There was a recent study to evaluate the MEC and MEAC of oxycodone in Finnish patients undergoing laparoscopic cholecystectomy 27. The median MEC and MEAC values in patients receiving an intravenous 10 mg dose of dexketoprofen 15 min before the end of surgery were higher than those of our study. This discrepancy might be due to the enrolment of different ethnic groups. Stamer et al. reported that the CYP2D6 genotype had an impact on oxycodone metabolism in postoperative patients 28. There are pronounced interethnic differences in the CYP2D6 allele distribution. Distributions of CYP2D6 phenotype classes predicted from genotypes between European subjects and East Asian subjects showed differences 3. The frequency of occurrence of the poor metabolizer phenotype was higher in Europeans 3.
Because pain is a complex sensation, the nociceptive stimulus and pain assessment scale should be standardized in analgesic studies 9, 29. In this study, a VAS was used to assess pain at rest and with wound compression. The noxious stimulus was compression of the wound site with a standard 20 N force over a 10 cm2 area. A previous study showed that wound compression with a standard pressure was a more feasible method for evaluating postoperative pain in the PACU than all other methods except for asking the patient to roll over in the bed 30.
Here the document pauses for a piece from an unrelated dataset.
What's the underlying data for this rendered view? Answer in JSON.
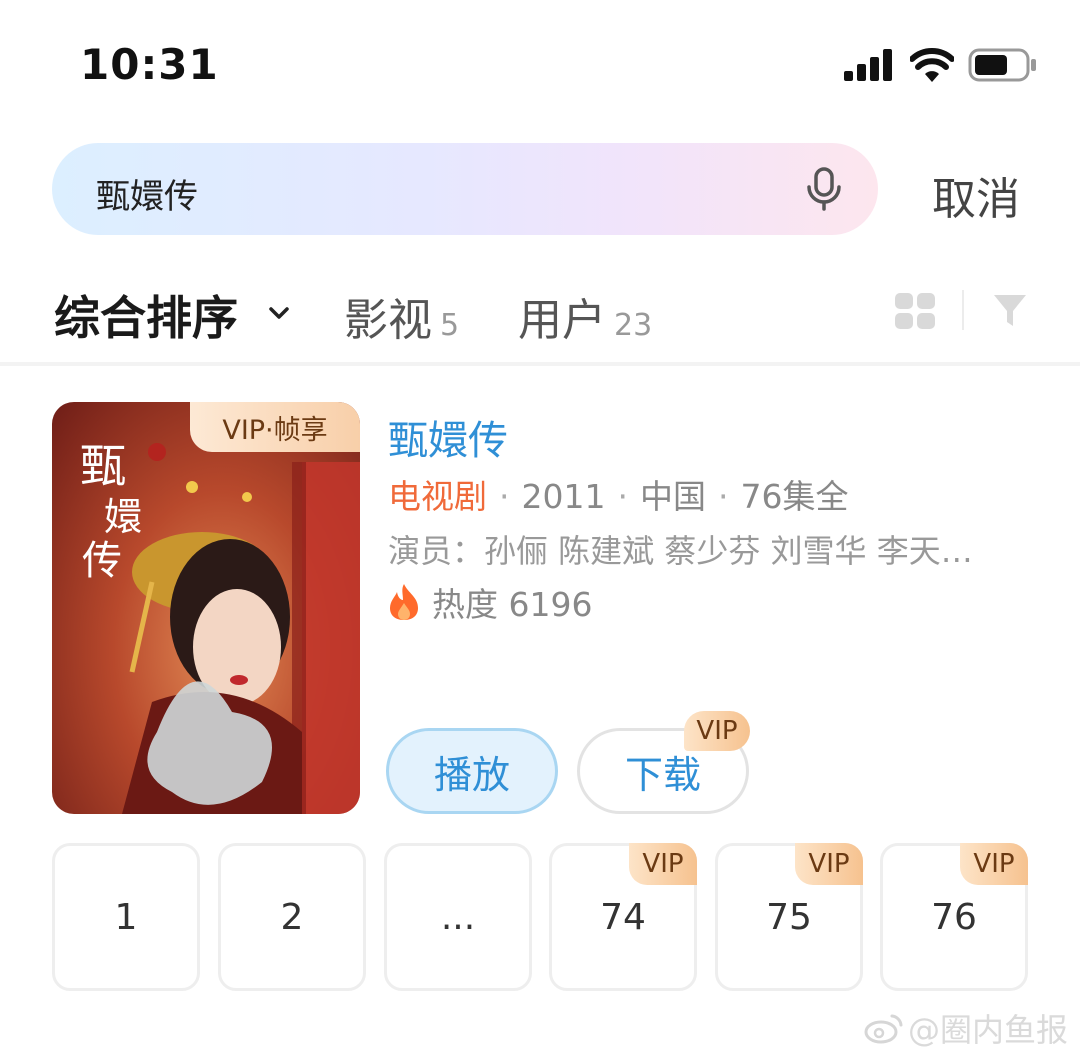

There are several issues to be considered as limitations of this study. First, this population pharmacokinetic study was conducted in surgical patients experiencing pain. To exclude various factors affecting blood concentrations of opioids, including surgical stress, anaesthetics, fluid volume and blood loss, it would be appropriate to conduct pharmacokinetic studies of opioids in healthy volunteers. However, intravenous bolus administration of opioid can cause muscle rigidity. It is well known that the incidence of opioid‐induced rigidity is related to the dose and the rate of administration 31. In a clinical situation, a 0.1 mg kg−1 intravenous bolus of oxycodone is not used to relieve postoperative pain because it is likely to induce respiratory depression and muscle rigidity. In general, surgical patients receive a 2–5 mg intravenous bolus of oxycodone at a time. When muscle rigidity occurs, the volunteer could be awake and unable to move or breathe spontaneously, which might be an unethical practice. Patients who receive muscle relaxants do not experience muscle rigidity under general anaesthesia. Additionally, as mentioned above, intravenous oxycodone was approved for market by the Ministry of Food and Drug Safety of the Republic of Korea for moderate to severe pain, including postoperative intravenous patient‐controlled analgesia. The results from these studies could be used to determine a suitable dosing strategy for postoperative pain management using patient‐controlled analgesia with oxycodone. Hence, it would be appropriate to perform pharmacokinetic studies in surgical patients who require IV PCA. In several studies, the population pharmacokinetics of opioids have been evaluated in surgical patients 6, 17, 32, 33.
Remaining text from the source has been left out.